It Don't Get Any Better Than This | |
Type: | studio |
Artist: | George Jones |
Cover: | Georgebetter.jpg |
Released: | April 7, 1998 |
Genre: | Country |
Length: | 37:47 |
Label: | MCA Nashville |
Producer: | Buddy Cannon Norro Wilson |
Prev Title: | I Lived to Tell It All |
Prev Year: | 1996 |
Next Title: | Cold Hard Truth |
Next Year: | 1999 |
It Don't Get Any Better Than This is an album by American country music singer George Jones released on April 7, 1998, on the MCA Nashville label.
Jones's 55th studio album would be his last with MCA Nashville Records. The album's title track was used as the theme song to Jones's talk show which aired on what was then The Nashville Network. The program featured informal chats with Jones holding court with country's biggest stars old and new, and music. Guests included Loretta Lynn, Trace Adkins, Johnny Paycheck, Lorrie Morgan, Merle Haggard, Billy Ray Cyrus, Tim McGraw, Faith Hill, Charley Pride, Bobby Bare, Patty Loveless and Waylon Jennings, among others. "Wild Irish Rose" was released as a single, but failed to chart, a common occurrence for Jones in recent years since he was no longer played on mainstream country radio.
The song "It Doesn't Get Any Better Than This" includes several guest vocalists, in order of appearance they are: Waylon Jennings, the Johnny Cash impersonator, Johnny Counterfit (incorrectly credited as "Johnny Counterfeit" in the liner notes), Merle Haggard, Bobby Bare, and Willie Nelson. The song "Got to Get to Louisiana" is a duet with T. Graham Brown.

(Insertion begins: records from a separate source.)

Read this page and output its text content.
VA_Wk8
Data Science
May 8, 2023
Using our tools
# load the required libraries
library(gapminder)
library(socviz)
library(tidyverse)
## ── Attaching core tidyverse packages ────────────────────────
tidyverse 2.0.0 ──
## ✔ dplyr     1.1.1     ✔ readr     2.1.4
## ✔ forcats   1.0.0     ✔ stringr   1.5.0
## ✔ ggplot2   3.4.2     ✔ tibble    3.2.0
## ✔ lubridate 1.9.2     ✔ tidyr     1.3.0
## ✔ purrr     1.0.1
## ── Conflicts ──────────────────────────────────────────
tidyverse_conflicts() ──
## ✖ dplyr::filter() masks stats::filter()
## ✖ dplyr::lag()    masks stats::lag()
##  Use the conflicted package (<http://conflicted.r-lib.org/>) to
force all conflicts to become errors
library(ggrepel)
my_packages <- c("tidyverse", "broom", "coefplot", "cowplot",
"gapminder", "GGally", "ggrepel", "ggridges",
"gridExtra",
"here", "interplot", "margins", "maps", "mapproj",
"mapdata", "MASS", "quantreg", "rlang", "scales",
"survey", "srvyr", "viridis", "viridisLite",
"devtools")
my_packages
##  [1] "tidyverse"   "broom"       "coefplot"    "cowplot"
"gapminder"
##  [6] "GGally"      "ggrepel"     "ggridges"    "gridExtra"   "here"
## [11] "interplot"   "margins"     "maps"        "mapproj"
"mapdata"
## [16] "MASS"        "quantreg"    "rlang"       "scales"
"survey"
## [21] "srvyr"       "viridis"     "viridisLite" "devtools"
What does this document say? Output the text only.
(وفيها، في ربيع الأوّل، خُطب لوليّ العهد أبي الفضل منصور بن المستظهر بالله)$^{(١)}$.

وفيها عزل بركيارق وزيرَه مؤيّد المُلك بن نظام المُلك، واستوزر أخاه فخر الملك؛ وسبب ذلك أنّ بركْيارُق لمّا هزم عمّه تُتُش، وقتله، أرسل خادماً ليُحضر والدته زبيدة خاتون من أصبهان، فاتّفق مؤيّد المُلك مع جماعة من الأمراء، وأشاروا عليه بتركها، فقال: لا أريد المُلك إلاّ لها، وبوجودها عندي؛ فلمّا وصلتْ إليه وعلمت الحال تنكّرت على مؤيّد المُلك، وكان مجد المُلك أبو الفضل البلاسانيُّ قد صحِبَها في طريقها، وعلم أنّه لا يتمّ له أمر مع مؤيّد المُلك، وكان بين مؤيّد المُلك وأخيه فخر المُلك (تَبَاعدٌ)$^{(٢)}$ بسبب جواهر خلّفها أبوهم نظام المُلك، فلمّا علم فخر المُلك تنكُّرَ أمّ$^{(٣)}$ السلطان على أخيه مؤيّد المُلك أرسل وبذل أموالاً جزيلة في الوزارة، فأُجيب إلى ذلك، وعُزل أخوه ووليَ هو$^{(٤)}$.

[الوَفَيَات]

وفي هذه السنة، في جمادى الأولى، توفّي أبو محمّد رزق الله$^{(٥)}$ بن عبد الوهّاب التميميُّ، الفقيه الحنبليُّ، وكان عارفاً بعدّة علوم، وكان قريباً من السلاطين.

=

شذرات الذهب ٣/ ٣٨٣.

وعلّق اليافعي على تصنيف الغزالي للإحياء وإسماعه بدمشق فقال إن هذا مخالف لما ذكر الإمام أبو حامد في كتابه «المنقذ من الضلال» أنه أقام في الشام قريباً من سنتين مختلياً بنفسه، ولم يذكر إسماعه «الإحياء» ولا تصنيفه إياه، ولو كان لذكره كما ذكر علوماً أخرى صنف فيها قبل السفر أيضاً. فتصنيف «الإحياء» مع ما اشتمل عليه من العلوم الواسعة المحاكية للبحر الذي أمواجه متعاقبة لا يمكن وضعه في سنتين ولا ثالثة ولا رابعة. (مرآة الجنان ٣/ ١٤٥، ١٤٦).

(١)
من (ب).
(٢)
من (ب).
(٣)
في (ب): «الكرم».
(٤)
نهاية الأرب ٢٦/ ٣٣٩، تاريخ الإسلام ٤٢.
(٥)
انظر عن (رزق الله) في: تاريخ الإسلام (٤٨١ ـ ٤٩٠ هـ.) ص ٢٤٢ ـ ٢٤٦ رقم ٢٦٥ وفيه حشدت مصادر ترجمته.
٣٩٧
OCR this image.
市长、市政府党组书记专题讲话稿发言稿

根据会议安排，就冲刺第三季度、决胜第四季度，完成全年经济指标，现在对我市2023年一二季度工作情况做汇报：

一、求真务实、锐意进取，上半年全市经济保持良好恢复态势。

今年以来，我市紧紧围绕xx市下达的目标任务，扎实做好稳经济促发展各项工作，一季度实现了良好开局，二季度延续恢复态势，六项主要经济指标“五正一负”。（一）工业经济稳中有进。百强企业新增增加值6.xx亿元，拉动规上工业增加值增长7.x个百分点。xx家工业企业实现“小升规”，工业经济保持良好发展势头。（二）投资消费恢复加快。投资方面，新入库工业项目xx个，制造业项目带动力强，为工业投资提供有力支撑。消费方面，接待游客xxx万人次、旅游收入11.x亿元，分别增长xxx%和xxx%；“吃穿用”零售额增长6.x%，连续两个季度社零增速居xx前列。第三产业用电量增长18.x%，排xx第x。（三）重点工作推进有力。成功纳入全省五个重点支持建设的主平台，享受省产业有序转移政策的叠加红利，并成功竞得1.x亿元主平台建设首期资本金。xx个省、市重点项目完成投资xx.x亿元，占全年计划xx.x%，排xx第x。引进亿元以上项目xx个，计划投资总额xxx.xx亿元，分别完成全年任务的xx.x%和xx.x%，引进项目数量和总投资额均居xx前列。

"When Did You Stop Loving Me" is a cover of the 1993 Top Ten single by George Strait from the soundtrack to the 1992 film Pure Country. "Small Y'all" was originally recorded by Randy Travis on his 1994 album This Is Me, and later re-recorded by Jones as a duet with Kenny Chesney on Chesney's 2010 album Hemingway's Whiskey. "Smack Dab" was later recorded by Ken Mellons on his 2004 album Sweet. "Don't Touch Me" is a cover of the 1966 #2 country hit single by Jeannie Seely. The album also features several songs written by Nashville veteran Bobby Braddock, who co-wrote "He Stopped Loving Her Today".
AllMusic states of the album: "It's not a bad record by any means, and George is in surprisingly good voice, hardly sounding like a man approaching his 70th birthday. Still, there's no truly great performances or unusual songs to make it worth putting on after the initial play."